Sophie is now 11 months old, as of today. She is walking and getting into everything and it is so much fun. She's starting to copy what we do now. Michael is trying to teach her to act like a zombie and walk with her arms out in front of her and groan. Its too funny when he gets her to do it. She is perfect and healthy and I couldn't ask for a more precious child.
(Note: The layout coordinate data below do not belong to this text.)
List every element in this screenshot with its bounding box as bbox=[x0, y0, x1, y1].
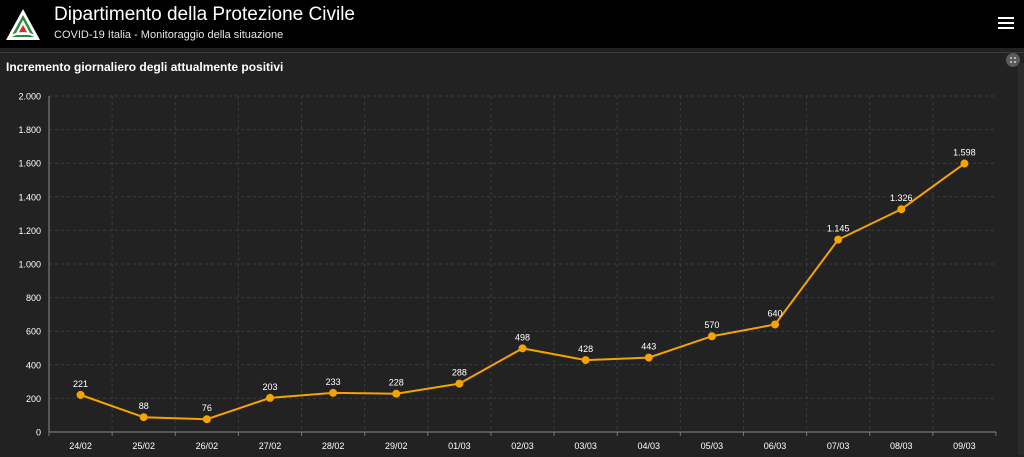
panel-scrollbar[interactable] bbox=[1018, 63, 1024, 455]
y-tick-label: 1.200 bbox=[18, 226, 41, 236]
y-tick-label: 2.000 bbox=[18, 92, 41, 102]
data-label: 233 bbox=[326, 377, 341, 387]
data-label: 428 bbox=[578, 344, 593, 354]
data-label: 640 bbox=[768, 308, 783, 318]
x-tick-label: 09/03 bbox=[953, 441, 976, 451]
y-tick-label: 200 bbox=[26, 394, 41, 404]
x-tick-label: 26/02 bbox=[196, 441, 219, 451]
x-tick-label: 27/02 bbox=[259, 441, 282, 451]
data-point bbox=[707, 332, 716, 341]
x-tick-label: 01/03 bbox=[448, 441, 471, 451]
x-tick-label: 03/03 bbox=[574, 441, 597, 451]
y-tick-label: 1.800 bbox=[18, 125, 41, 135]
data-point bbox=[581, 356, 590, 365]
x-tick-label: 02/03 bbox=[511, 441, 534, 451]
app-subtitle: COVID-19 Italia - Monitoraggio della sit… bbox=[54, 29, 284, 41]
hamburger-menu-icon[interactable] bbox=[998, 14, 1014, 32]
data-label: 1.145 bbox=[827, 224, 850, 234]
series-line bbox=[80, 162, 966, 421]
x-tick-label: 28/02 bbox=[322, 441, 345, 451]
x-tick-label: 05/03 bbox=[701, 441, 724, 451]
data-label: 228 bbox=[389, 378, 404, 388]
x-tick-label: 06/03 bbox=[764, 441, 787, 451]
y-tick-label: 1.600 bbox=[18, 159, 41, 169]
x-tick-label: 29/02 bbox=[385, 441, 408, 451]
y-tick-label: 0 bbox=[36, 428, 41, 438]
y-tick-label: 1.400 bbox=[18, 192, 41, 202]
data-point bbox=[644, 353, 653, 362]
line-chart: 0 200 400 600 800 1.000 1.200 1.400 1.600 1.800 2.… bbox=[18, 92, 997, 451]
x-tick-label: 04/03 bbox=[638, 441, 661, 451]
data-point bbox=[202, 415, 211, 424]
data-label: 288 bbox=[452, 368, 467, 378]
data-point bbox=[329, 388, 338, 397]
data-label: 570 bbox=[704, 320, 719, 330]
data-point bbox=[897, 205, 906, 214]
data-point bbox=[139, 413, 148, 422]
app-header: Dipartimento della Protezione Civile COV… bbox=[0, 0, 1024, 48]
y-tick-label: 400 bbox=[26, 360, 41, 370]
data-point bbox=[771, 320, 780, 329]
y-tick-label: 800 bbox=[26, 293, 41, 303]
chart-panel: Incremento giornaliero degli attualmente… bbox=[0, 52, 1024, 457]
x-tick-label: 24/02 bbox=[69, 441, 92, 451]
data-point bbox=[392, 389, 401, 398]
data-point bbox=[518, 344, 527, 353]
data-label: 88 bbox=[139, 401, 149, 411]
data-label: 1.326 bbox=[890, 193, 913, 203]
data-label: 221 bbox=[73, 379, 88, 389]
data-point bbox=[960, 159, 969, 168]
y-tick-label: 1.000 bbox=[18, 260, 41, 270]
protezione-civile-logo bbox=[6, 9, 40, 40]
y-tick-label: 600 bbox=[26, 327, 41, 337]
panel-title: Incremento giornaliero degli attualmente… bbox=[6, 60, 284, 74]
data-label: 443 bbox=[641, 342, 656, 352]
x-tick-label: 25/02 bbox=[132, 441, 155, 451]
x-tick-label: 07/03 bbox=[827, 441, 850, 451]
data-label: 498 bbox=[515, 332, 530, 342]
data-point bbox=[265, 393, 274, 402]
more-options-icon[interactable] bbox=[1006, 53, 1020, 67]
data-label: 1.598 bbox=[953, 148, 976, 158]
data-point bbox=[455, 379, 464, 388]
app-title: Dipartimento della Protezione Civile bbox=[54, 4, 355, 25]
data-label: 76 bbox=[202, 403, 212, 413]
x-tick-label: 08/03 bbox=[890, 441, 913, 451]
data-label: 203 bbox=[262, 382, 277, 392]
data-point bbox=[76, 390, 85, 399]
data-point bbox=[834, 235, 843, 244]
So about 2 months ago, I had my monthly "gift" and oddly enough, it only lasted 2 days and was just...different. But I didn't think much about it at the time. Well last month, I missed my period so I took a pregnancy test and...POSITIVE. So...I took another one (just to be sure it wasn't a fluke)- still positive. I immediately scheduled a Dr appt and told Michael (who was very happy). Had a doctor's appointment on April 16th. Told them about my short, weird period and so my dr gave me an ultrasound and as it turns out, I was farther along than I thought, and I was actually pregnant when I had that period. I am now 10 weeks and 3 days pregnant. My due date is November 29th. Sophie will be almost 18 months old when this baby, whom I fondly call "Peanut" is born.
So far, I have been nauseated almost all the time. The past two days I have thrown up and felt horrible, but I only have 1 1/2 weeks left in my 1st trimester, so hopefully I will feel better in my 2nd trimester. But even if I am sick the whole time, Peanut is worth it. I am trying to count my blessings and be thankful even though I'm not feeling my best.
Thats where we are now. Pregnant and chasing a toddler around. Not easy, but fun. And while Sophie naps during the day, I try to catch a nap. Which means that the housework is a bit neglected, but I'm not too worried about it. There will always be housework. But naptime? Now that is something to cherish.